I picked up a few old used books this week including a C. H. Spurgeon biography by Russell H. Conwell. The illustrated 1892 work appears to be a first edition. The Reformed Reader web site has the text of Conwell’s “The World’s Great Preacher,” and I’ll probably post some of the illustrations. I particularly like the cool ones that go along with Spurgeon’s John Ploughman material. I don’t think I’ve seen them anywhere on the web before.

I thought my friend James Spurgeon might appreciate the portrait of C. H. Spurgeon’s grand-father, also named James Spurgeon. In chapter 2, Conwell wrote:

Certainly the Spurgeon families of Essex and Sussex which in these after days have been locally very influential and especially noble in their Christian character, have not taken great interest in the history of their ancestors, and appear to know but little concerning their achievements.
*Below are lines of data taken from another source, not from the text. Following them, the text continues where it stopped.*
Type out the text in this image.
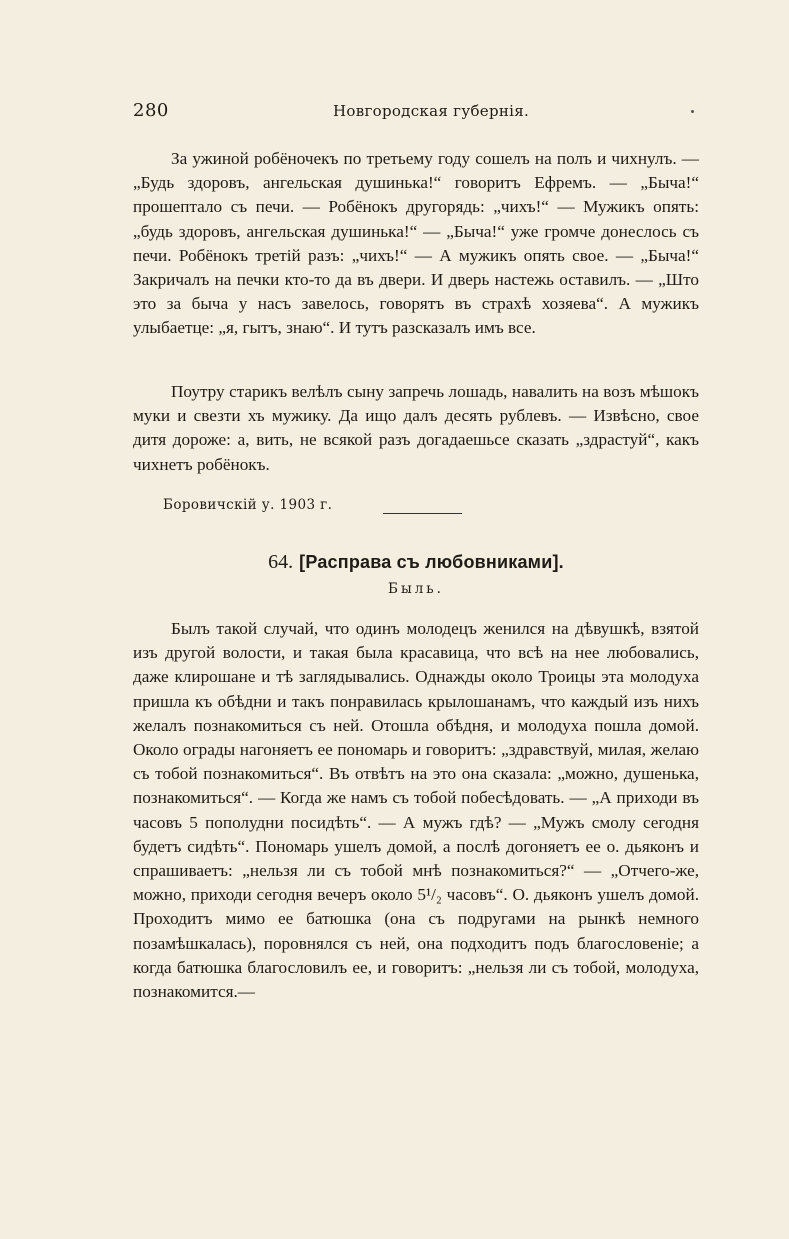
280	Новгородская губернія.

За ужиной робёночекъ по третьему году сошелъ на полъ и чихнулъ. — „Будь здоровъ, ангельская душинька!“ говоритъ Ефремъ. — „Быча!“ прошептало съ печи. — Робёнокъ другорядь: „чихъ!“ — Мужикъ опять: „будь здоровъ, ангельская душинька!“ — „Быча!“ уже громче донеслось съ печи. Робёнокъ третій разъ: „чихъ!“ — А мужикъ опять свое. — „Быча!“ Закричалъ на печки кто-то да въ двери. И дверь настежь оставилъ. — „Што это за быча у насъ завелось, говорятъ въ страхѣ хозяева“. А мужикъ улыбаетце: „я, гытъ, знаю“. И тутъ разсказалъ имъ все.

Поутру старикъ велѣлъ сыну запречь лошадь, навалить на возъ мѣшокъ муки и свезти хъ мужику. Да ищо далъ десять рублевъ. — Извѣсно, свое дитя дороже: а, вить, не всякой разъ догадаешьсе сказать „здрастуй“, какъ чихнетъ робёнокъ.

Боровичскій у. 1903 г.
64. [Расправа съ любовниками].
Быль.

Былъ такой случай, что одинъ молодецъ женился на дѣвушкѣ, взятой изъ другой волости, и такая была красавица, что всѣ на нее любовались, даже клирошане и тѣ заглядывались. Однажды около Троицы эта молодуха пришла къ обѣдни и такъ понравилась крылошанамъ, что каждый изъ нихъ желалъ познакомиться съ ней. Отошла обѣдня, и молодуха пошла домой. Около ограды нагоняетъ ее пономарь и говоритъ: „здравствуй, милая, желаю съ тобой познакомиться“. Въ отвѣтъ на это она сказала: „можно, душенька, познакомиться“. — Когда же намъ съ тобой побесѣдовать. — „А приходи въ часовъ 5 пополудни посидѣть“. — А мужъ гдѣ? — „Мужъ смолу сегодня будетъ сидѣть“. Пономарь ушелъ домой, а послѣ догоняетъ ее о. дьяконъ и спрашиваетъ: „нельзя ли съ тобой мнѣ познакомиться?“ — „Отчего-же, можно, приходи сегодня вечеръ около 5¹/₂ часовъ“. О. дьяконъ ушелъ домой. Проходитъ мимо ее батюшка (она съ подругами на рынкѣ немного позамѣшкалась), поровнялся съ ней, она подходитъ подъ благословеніе; а когда батюшка благословилъ ее, и говоритъ: „нельзя ли съ тобой, молодуха, познакомится.—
Through the three or four Generations with whom the reading public is now somewhat familiar, the Spurgeon families have been characterized for their plain common sense, sturdy industry, and stubborn adherence to certain Christian doctrines, and to have led a quiet, homely life. Neither his grandfather James Spurgeon at Stambourne, nor his father John Spurgeon of Cold-Chester and London were ever especially distinguished for their educational attainments. They were scholars of the old Congregational school, who read carefully a few standard books, who, thought deeply, but whose reading was not extensive.
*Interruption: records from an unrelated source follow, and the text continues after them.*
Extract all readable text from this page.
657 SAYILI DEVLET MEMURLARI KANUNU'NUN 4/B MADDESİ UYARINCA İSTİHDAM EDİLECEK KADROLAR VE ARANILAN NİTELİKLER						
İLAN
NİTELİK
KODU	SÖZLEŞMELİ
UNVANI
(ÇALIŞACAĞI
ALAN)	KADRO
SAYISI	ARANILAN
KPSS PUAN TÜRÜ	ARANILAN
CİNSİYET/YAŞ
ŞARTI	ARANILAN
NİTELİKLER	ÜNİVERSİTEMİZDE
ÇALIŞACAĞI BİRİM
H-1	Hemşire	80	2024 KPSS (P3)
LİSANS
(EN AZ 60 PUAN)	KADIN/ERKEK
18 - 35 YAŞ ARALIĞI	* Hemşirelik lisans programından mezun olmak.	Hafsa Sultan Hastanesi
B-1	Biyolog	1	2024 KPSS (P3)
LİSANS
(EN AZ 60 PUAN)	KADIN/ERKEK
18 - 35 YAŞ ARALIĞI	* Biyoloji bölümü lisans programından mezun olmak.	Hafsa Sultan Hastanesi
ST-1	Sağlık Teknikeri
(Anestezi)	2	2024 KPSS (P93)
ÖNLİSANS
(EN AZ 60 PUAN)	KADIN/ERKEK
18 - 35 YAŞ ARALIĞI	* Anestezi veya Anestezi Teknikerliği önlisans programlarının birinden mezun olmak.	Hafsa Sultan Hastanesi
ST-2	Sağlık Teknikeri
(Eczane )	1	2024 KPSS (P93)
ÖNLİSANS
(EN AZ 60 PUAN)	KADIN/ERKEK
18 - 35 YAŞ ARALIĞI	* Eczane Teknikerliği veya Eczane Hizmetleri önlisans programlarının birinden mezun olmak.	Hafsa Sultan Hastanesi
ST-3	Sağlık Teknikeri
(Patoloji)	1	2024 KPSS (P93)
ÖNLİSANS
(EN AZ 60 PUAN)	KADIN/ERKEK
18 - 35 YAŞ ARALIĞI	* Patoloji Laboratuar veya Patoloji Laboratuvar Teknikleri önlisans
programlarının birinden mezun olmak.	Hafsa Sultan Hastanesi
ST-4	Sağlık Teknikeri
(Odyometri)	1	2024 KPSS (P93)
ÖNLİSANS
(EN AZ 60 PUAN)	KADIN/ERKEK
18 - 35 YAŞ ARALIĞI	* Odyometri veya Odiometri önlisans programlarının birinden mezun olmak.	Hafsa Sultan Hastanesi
While it is true that almost any man with the most ordinary powers may be able to preach a classical sermon and adorn it with quotations from Cicero, Demosthenes, Augustine, and Luther, and while it is also true that it requires both genius and most extensive learning to speak simply and clearly in plain English, yet his father and his grandfather exhibited those qualities as a result of a peculiar inherited character, rather than that of extensive education. They were not copyists, they were distinguished for their odd originality. They were often humorous and witty, presenting truth occasionally in a grotesque dress which could never be forgotten, and which more often accomplished the ends for which they spoke than the most polished essay could have done.

8 Comments

Just writing to say I appreciate you and your blogging. I am also a Southern Baptist of the reformed persuasion. I have now bookmarked your blog spot for regular reference.

blessings to you in Christ,
KK

Don,
I noticed a previous post where you included a lot of Biblical references and they had links. Is there an easy way to do that or did you just put them in there (the links) manually?

Thanks!
I enjoy your blog.

Mark

Hey! I resemble that remark! LOL

Thanks, Don, for the post. I am always interested in Spurgeon. I wonder why.

Having that name gets me into a lot of interesting conversations. I remember when I was seventeen and struggling with the idea of whether to go into the ministry or not and a girl told me ‘with a love for God’s work and a name like Spurgeon, you have to be called to the ministry.

Often I am asked by other preachers if I am related. I always answer, physically – not directly, but theologically I’m a direct descendant.

Truthfully, if I am not mistaken, the American branch of the family tree predates Charles as far as when they crossed the pond and we were likely from the shadier side of the family. Rumor has it that all the Spurgeons over here are descended from two brothers who came over in the 17th or 18th century – to the penal colony of Georgia. Of course, they may have just been debtors, but who knows.